As model developers continuously strengthen defenses (e.g., OpenAI's safety filters), the practical threat of SIJ might decline, but the underlying vulnerability still persists at the architectural level.
Future research can explore extending the SIJ concept to multimodal models (image prompt injection) or instruction injection in Agent tool-use scenarios.

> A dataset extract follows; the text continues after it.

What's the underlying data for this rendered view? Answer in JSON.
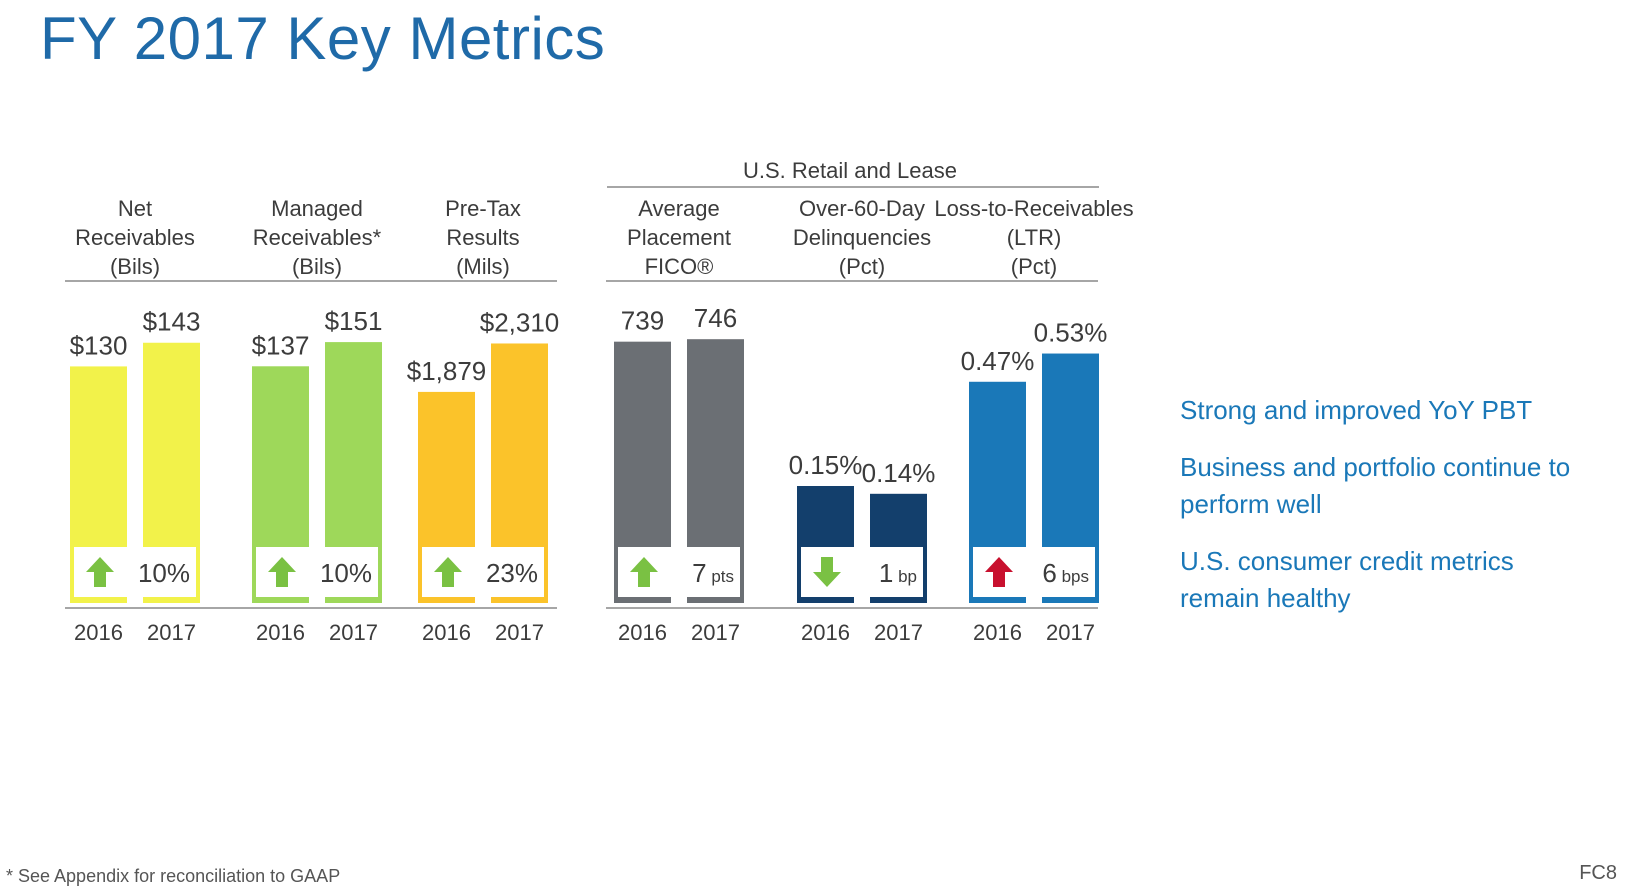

vs GCG (Zou et al., 2023): GCG generates adversarial suffixes via gradient optimization to jailbreak models, which is computationally expensive and mostly applicable to open-source models. SIJ carries zero training costs and is equally effective on closed-source models.
vs DAN/Role-Play: These methods exploit the model's instruction-following capabilities, deceiving the model through social engineering narratives. SIJ does not rely on "deception" but directly exploits structural vulnerabilities, making it harder to intercept through dialogue-level defenses.
vs Prompt Injection: SIJ can be viewed as a precise instance of prompt injection, with the distinction that SIJ explicitly exploits specific tokenizer delimiters rather than generalized instruction masquerading.
This paper provides an important warning to the LLM security community, indicating that prompt construction methods must be included in security auditing processes.

Rating¶

Novelty: ⭐⭐⭐⭐⭐ Porting SQL injection concepts to LLM jailbreaks is a fresh angle offering profound insights.
Experimental Thoroughness: ⭐⭐⭐⭐ Covers multiple open-source and closed-source models, but lacks comparisons with a broader range of defense methods.
Writing Quality: ⭐⭐⭐⭐ Analogy is clear and easy to understand, with detailed descriptions of the attack workflow.
Value: ⭐⭐⭐⭐⭐ Exposes fundamental safety design flaws, yielding major implications for LLM security research.